The script will return a base $B$ for $\mathcal{P}$ consisting of degree-1 polynomials (i.e. assignments to each variable) that will solve the whole system $\mathcal{P} = \{r_{1,1},r_{1,2},r_{1,3},r_{1,4},r_{2,1},r_{2,2},r_{2,3},r_{2,4}, share_1, share_2\}$.

Food for thought (take carefully!)

• On local installations of Sage, the warning "falling back to very slow implementation" is raised when computing the above Groebner basis. For such reason, the number of hashing rounds is kept low in the above PoC, but with better implementations it might be possible to target an higher number of rounds.

• By quoting Buchberger's algorithm Wikipedia page:

  Faugère's F4 and F5 algorithms are presently the most efficient algorithms for computing Gröbner bases, and allow to compute routinely Gröbner bases consisting of several hundreds of polynomials, having each several hundreds of terms and coefficients of several hundreds of digits.

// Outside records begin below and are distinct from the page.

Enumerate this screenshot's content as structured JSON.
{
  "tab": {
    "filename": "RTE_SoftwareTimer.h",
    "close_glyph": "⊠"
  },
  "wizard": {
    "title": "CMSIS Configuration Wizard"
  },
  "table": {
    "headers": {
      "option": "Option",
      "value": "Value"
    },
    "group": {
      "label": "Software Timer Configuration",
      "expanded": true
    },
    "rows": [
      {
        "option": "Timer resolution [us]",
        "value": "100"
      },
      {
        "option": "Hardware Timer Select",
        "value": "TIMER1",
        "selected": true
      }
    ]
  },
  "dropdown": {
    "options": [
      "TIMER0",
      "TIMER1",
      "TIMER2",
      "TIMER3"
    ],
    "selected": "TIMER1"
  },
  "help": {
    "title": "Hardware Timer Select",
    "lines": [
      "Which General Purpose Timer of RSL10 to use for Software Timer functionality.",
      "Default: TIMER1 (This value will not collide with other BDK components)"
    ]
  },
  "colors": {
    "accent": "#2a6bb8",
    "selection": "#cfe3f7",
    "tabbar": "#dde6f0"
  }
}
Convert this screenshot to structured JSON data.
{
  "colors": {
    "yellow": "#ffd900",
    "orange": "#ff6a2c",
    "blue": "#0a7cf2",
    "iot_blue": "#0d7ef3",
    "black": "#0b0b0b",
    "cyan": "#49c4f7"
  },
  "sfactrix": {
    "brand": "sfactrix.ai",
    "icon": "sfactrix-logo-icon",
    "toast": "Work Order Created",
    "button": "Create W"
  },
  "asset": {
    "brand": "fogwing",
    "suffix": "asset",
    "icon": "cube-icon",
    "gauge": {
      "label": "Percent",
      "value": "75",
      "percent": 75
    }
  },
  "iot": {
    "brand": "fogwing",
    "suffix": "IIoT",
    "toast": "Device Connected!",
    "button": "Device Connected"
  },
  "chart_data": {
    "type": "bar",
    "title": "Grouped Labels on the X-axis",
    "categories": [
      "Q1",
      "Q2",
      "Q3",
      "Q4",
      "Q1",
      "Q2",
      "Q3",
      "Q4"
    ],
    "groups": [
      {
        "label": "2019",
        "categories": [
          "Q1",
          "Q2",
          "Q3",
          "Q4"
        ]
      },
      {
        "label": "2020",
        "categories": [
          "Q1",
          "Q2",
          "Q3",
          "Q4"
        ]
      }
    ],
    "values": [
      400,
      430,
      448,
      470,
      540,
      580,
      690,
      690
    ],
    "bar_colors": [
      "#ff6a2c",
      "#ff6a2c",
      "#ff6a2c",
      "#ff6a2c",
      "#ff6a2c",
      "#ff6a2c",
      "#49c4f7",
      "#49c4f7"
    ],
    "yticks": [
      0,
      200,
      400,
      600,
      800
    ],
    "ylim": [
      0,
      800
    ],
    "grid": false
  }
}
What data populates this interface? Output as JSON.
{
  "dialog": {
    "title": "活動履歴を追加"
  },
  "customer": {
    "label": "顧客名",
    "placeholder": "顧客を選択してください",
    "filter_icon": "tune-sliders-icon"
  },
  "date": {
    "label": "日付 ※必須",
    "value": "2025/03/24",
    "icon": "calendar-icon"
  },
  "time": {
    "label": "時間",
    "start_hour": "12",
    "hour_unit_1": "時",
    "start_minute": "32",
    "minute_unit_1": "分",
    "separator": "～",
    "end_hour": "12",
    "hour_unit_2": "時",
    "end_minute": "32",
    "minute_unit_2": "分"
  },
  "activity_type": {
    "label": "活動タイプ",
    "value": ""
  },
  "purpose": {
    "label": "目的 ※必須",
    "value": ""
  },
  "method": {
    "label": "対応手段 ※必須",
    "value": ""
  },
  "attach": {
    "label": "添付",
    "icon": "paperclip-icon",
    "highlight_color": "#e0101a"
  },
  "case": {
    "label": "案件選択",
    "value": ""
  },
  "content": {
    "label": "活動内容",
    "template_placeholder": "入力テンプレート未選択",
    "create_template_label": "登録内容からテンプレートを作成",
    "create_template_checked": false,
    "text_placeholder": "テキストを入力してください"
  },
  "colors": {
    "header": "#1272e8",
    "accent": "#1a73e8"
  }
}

  In the case of Poseidon, we have ~64 rounds for a full hash: this corresponds to a total of $2\cdot 64 + 2$ polynomials in $2\cdot 64 + 3$ (dependent) variables of degree at most 5 and coefficients of roughly ~80 digits each.

  So it might be indeed possible to attack n-RLN for any $n>1$ with just 2 shares (or slightly more, depending on $n$) by using an efficient implementation of the F4/F5 algorithm.

• All the above seems to suggest that we should not lower or we should be extremely careful in lowering the number of rounds of Poseidon hash in order to reduce ZK circuit constraints and gas cost, as was originally suggested in Rln-Relay: Lowering Poseidon round waku-org/nwaku#724.

• In principle the attack should work also for 1-RLN, i.e. standard RLN. But in tests we were not able to fully recover $\bar{a}_0$, even in a hash reduced-round scenario. The reason probably resides in the fact that 1 share does not suffice (roughly speaking, it doesn't provide enough entropy) to feasibly find a solution to the system of equations. Nevertheless, there might be cases where the attack might work, considering also the relevance of carefully tuning the parameters of the Groebner basis finding algorithm (not done during tests).